Los Atardeceres Rojos
Las tardes se desangran en tonos rojos. El volcán eterno se
dispone a posar para las fotos que logro capturar con mi celular de gama media,
y es en ese momento cuando recuerdo tu mano, cálida y distante, cuánta falta le
hace a la mía.
Hay algo en esos atardeceres que huele a despedida, a final
de día, de mes o de verano, a días que se escurren entre los dedos como arena
seca, casi polvo. El cielo se enciende en llamas y, por un instante, el mundo
entero parece arder en una melancolía suave, en ese último resplandor antes de
que la noche nos envuelva.
Tu mano, esa que me hace falta, ligera como el viento que
arrastra las hojas caídas, dibuja en mi piel mapas invisibles de recuerdos
compartidos. Sé que, de todas formas, es mi mente la que te trae. Pero en cada
caricia siento la pérdida de un día que no volverá, de un sol que se oculta
demasiado pronto, dejando la certeza de que la oscuridad siempre regresa, silenciosa
y voraz.
Hay una tristeza dulce en estos atardeceres, una belleza que
duele, que se clava en el pecho como una espina que no quiero arrancar. Los
rojos se mezclan con los dorados, y en ese instante fugaz, cuando el sol se
funde en el horizonte tras el volcán eterno, parece que el tiempo se detiene,
que la vida respira hondo antes de continuar su marcha inexorable.

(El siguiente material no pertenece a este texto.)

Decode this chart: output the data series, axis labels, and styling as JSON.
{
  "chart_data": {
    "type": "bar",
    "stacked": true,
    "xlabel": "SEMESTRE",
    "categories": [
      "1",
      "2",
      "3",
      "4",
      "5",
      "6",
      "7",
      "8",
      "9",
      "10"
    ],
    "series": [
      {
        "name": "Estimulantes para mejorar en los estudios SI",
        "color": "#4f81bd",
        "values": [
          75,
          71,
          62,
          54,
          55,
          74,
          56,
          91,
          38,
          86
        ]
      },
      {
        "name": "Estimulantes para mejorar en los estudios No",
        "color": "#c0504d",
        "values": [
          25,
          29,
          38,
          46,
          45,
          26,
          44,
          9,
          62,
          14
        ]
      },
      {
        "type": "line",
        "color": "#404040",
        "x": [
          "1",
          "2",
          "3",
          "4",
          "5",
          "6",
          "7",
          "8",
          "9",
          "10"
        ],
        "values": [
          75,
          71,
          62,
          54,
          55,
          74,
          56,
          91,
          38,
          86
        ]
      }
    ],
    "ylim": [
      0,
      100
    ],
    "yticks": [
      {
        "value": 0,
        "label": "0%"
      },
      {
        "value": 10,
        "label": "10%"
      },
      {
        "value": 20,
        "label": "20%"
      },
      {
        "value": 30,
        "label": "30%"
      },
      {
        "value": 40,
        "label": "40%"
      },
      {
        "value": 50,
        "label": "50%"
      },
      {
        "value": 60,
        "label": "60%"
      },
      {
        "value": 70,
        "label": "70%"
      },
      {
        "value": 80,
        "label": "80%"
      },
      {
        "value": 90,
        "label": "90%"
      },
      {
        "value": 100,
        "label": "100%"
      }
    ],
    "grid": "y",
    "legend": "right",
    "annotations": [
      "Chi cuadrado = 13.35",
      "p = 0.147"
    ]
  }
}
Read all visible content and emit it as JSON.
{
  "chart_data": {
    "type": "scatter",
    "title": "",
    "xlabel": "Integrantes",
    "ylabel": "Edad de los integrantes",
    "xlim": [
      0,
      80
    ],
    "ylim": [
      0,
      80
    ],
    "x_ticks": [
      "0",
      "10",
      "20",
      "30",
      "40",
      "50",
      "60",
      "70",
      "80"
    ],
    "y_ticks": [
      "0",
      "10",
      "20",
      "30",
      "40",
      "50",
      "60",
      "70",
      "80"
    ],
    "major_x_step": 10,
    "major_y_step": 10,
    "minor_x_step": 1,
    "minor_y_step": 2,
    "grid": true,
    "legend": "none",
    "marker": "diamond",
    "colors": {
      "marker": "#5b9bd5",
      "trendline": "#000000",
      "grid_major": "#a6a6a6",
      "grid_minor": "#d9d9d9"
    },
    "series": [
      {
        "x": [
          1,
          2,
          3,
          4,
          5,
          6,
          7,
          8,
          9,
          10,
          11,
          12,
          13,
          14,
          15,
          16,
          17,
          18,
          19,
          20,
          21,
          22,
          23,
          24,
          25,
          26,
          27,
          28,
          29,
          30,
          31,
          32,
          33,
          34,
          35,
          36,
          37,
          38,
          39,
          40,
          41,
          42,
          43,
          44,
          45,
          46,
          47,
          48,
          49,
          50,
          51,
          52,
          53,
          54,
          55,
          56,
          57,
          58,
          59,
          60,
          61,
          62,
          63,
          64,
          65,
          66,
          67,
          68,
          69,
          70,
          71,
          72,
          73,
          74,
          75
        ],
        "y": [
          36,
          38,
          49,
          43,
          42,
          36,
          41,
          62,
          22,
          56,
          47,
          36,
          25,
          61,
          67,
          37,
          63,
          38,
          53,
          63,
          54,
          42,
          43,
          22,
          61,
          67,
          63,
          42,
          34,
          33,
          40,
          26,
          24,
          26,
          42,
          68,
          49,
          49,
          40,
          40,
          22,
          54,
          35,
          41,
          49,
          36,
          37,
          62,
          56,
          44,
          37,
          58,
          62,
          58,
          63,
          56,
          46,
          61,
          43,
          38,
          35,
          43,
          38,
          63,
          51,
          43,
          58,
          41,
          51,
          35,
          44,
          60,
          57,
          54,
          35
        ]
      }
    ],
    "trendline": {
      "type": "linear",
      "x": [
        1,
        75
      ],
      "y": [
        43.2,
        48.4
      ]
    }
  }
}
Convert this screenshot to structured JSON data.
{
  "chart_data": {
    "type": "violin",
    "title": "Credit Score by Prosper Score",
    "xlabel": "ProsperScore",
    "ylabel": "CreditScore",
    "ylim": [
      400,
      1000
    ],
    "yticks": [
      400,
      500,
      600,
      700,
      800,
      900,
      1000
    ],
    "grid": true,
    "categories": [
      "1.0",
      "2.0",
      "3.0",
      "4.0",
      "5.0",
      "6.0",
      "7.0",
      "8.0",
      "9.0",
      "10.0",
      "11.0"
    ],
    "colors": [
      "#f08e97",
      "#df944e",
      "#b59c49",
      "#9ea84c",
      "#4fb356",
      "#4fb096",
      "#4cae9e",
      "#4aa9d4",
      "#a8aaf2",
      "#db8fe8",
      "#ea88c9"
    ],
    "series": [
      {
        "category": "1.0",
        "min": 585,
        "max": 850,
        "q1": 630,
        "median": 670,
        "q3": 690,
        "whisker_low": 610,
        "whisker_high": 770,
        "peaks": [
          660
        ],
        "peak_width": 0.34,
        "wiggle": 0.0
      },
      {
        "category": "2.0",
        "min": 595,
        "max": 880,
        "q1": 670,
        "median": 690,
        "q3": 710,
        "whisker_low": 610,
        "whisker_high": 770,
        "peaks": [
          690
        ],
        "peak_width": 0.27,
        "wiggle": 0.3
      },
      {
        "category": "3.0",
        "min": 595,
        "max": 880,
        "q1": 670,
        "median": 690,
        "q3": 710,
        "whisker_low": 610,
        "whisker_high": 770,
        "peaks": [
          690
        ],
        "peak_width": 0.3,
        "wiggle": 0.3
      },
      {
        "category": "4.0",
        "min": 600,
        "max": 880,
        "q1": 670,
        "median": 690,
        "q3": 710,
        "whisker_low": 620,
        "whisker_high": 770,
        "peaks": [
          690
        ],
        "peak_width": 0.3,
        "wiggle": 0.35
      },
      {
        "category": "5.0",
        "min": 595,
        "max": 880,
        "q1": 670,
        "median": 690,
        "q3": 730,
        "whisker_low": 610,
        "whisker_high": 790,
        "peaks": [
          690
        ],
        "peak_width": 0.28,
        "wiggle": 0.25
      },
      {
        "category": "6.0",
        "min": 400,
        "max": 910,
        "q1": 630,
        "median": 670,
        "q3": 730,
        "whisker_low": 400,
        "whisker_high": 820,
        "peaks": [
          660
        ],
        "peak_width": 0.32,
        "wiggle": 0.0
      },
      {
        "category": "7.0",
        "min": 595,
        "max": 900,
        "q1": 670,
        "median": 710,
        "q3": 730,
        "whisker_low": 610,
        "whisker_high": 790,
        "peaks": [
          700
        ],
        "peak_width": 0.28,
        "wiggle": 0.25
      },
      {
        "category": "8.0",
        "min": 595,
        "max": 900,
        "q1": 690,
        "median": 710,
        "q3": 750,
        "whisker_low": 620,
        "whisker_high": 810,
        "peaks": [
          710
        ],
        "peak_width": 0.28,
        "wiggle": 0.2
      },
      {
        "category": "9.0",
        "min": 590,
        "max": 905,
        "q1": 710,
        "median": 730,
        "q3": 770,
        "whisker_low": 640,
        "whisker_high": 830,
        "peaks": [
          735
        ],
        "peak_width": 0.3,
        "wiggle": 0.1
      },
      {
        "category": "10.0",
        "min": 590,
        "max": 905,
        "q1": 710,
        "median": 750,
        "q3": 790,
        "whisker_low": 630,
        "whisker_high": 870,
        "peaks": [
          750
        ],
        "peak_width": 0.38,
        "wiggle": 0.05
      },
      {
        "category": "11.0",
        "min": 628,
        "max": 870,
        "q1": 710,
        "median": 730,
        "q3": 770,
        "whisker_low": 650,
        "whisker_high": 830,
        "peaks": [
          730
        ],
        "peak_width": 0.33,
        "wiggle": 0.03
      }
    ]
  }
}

Tu mano sigue allí, en mi mente, firme y temblorosa a la
vez, y en su calor encuentro un refugio contra la certeza de que estos atardeceres
rojos no son nuestros, que no nos pertenecen. Se irán, como se va el sol, como
se van los días, dejándome solo en la penumbra, con las sombras alargadas de lo
que alguna vez fui.
Me haces una falta mortal, casi destructora; me demuele
pensar en tu mano sin tenerla. Me dueles ausente, me dueles lejana.